Are you looking more for solitude or for a social experience on the trail?
J.M: I am looking for a mix of both. I enjoy being alone and know I will want those moments of walking by myself on trails or setting up camp and having the stars to myself. But the trail community is quite incredible and I am most excited to meet so many different people. Making a life long friend or two won’t hurt. :)
You are involved with Mountain Chicks, in a paragraph or less tell us what that is and what it means to you.
J.M: Mountain Chicks is an all-inclusive hiking community (male, female, dogs, etc.) and all are welcome, but the events are created and planned by women. I am an ambassador for Mountain Chicks and love being apart of a community that builds up and encourages other women. More and more of these groups are popping up and it’s so incredible to see. This is important because as we get older, sometimes making new friends is hard, and this community has given myself and others the ability to meet life-long friends. We plan events that attract all shapes, sizes, and ages, and strive to get as many people outside as possible. The outdoors are healing and so very therapeutic, and we want to make sure as many people have a resource for something like that as possible.
How can more people get involved in this project / organization?

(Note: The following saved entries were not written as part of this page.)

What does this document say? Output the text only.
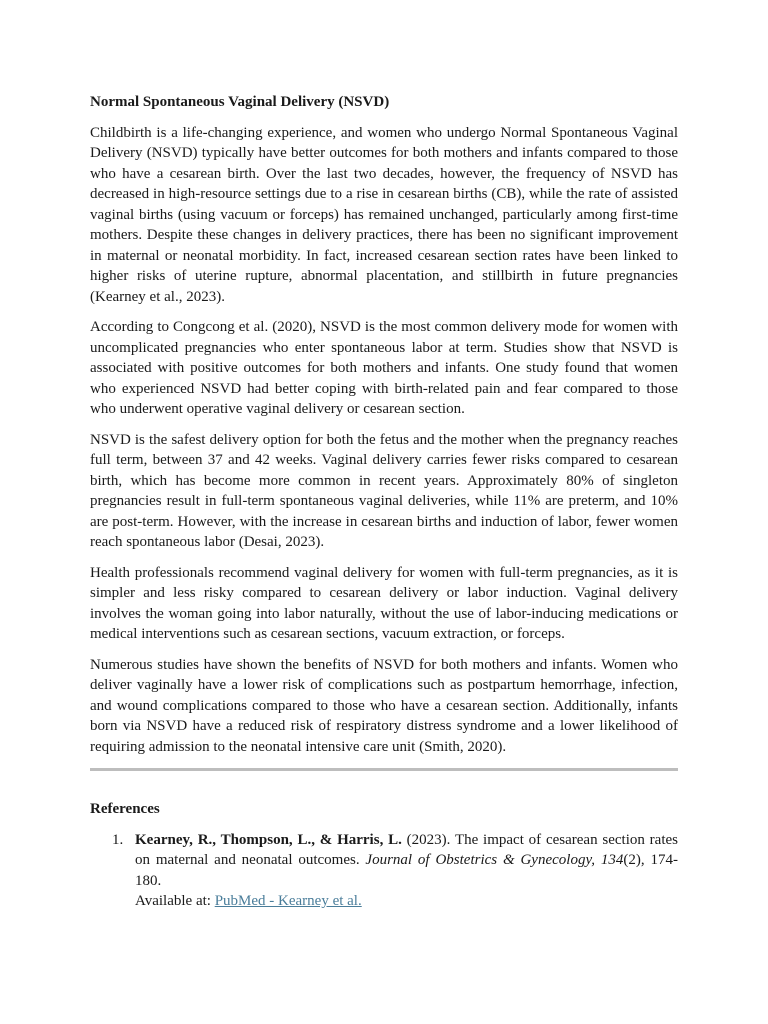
Normal Spontaneous Vaginal Delivery (NSVD)

Childbirth is a life-changing experience, and women who undergo Normal Spontaneous Vaginal Delivery (NSVD) typically have better outcomes for both mothers and infants compared to those who have a cesarean birth. Over the last two decades, however, the frequency of NSVD has decreased in high-resource settings due to a rise in cesarean births (CB), while the rate of assisted vaginal births (using vacuum or forceps) has remained unchanged, particularly among first-time mothers. Despite these changes in delivery practices, there has been no significant improvement in maternal or neonatal morbidity. In fact, increased cesarean section rates have been linked to higher risks of uterine rupture, abnormal placentation, and stillbirth in future pregnancies (Kearney et al., 2023).

According to Congcong et al. (2020), NSVD is the most common delivery mode for women with uncomplicated pregnancies who enter spontaneous labor at term. Studies show that NSVD is associated with positive outcomes for both mothers and infants. One study found that women who experienced NSVD had better coping with birth-related pain and fear compared to those who underwent operative vaginal delivery or cesarean section.

NSVD is the safest delivery option for both the fetus and the mother when the pregnancy reaches full term, between 37 and 42 weeks. Vaginal delivery carries fewer risks compared to cesarean birth, which has become more common in recent years. Approximately 80% of singleton pregnancies result in full-term spontaneous vaginal deliveries, while 11% are preterm, and 10% are post-term. However, with the increase in cesarean births and induction of labor, fewer women reach spontaneous labor (Desai, 2023).

Health professionals recommend vaginal delivery for women with full-term pregnancies, as it is simpler and less risky compared to cesarean delivery or labor induction. Vaginal delivery involves the woman going into labor naturally, without the use of labor-inducing medications or medical interventions such as cesarean sections, vacuum extraction, or forceps.

Numerous studies have shown the benefits of NSVD for both mothers and infants. Women who deliver vaginally have a lower risk of complications such as postpartum hemorrhage, infection, and wound complications compared to those who have a cesarean section. Additionally, infants born via NSVD have a reduced risk of respiratory distress syndrome and a lower likelihood of requiring admission to the neonatal intensive care unit (Smith, 2020).

References
1. Kearney, R., Thompson, L., & Harris, L. (2023). The impact of cesarean section rates on maternal and neonatal outcomes. Journal of Obstetrics & Gynecology, 134(2), 174-180.
Available at: PubMed - Kearney et al.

J.M: Mountain Chicks can be found on Instagram @mtnchicks where you can find information on how to join a chapter based on your location. For the PNW, I also post upcoming hikes I am planning, so following me @thewhimsicalwoman can give people information about hikes in the Seattle area as well.
You have got a Youtube channel, it looks like you are quite an adventurer! What was your favorite trip you’ve been on and why?
J.M: Without a doubt, Iceland was one of the best trips I have ever taken! If you love incredible tasting food and adventure, this is the country to visit. My friend and I went snowmobiling on glaciers, ice climbing, dog sledding, and glacier hiking. We soaked in hot springs, saw the Northern Lights again and again, and ate some of the best food we have ever eaten. The people were kind and interesting and the nightlife was so much fun. I will be going back if anyone wants to join?
You were recently on the Cascade Hiker Podcast episode 075, have you been approached by any other podcasts or magazines?
Name 1 podcast or magazine you’d like to be featured on.
How we can connect with you and your organizations on all of your social networks?
J.M: Instagram is the best way to follow my adventures and contact me. My handle is @thewhimsicalwoman. Another option is that I have a blog at www.thewhimsicalwoman.com that is all things outdoor, travel, and adventure. I am currently re-doing my site, so stay tuned! I will also be vlogging my Pacific Crest Trail hike and would love for anyone interested to subscribe! You can search for Jennifer Mabus and take your pick on which Jennifer Mabus to choose from (there are two, so good luck). Finally, I am honored to have been chosen to be a blogger for The Trek! It’s an honor to be working with them and being able to document this part of my life with their fans.
"Thank you Mark (and Waymark Gear Co.) for helping me on my biggest adventure yet. The beautiful pack you made me is one of the most vital elements to my trek and I am so thankful for you giving that to me. I hope to make the pack proud by making it all 2,650 miles, with both of us still in one piece."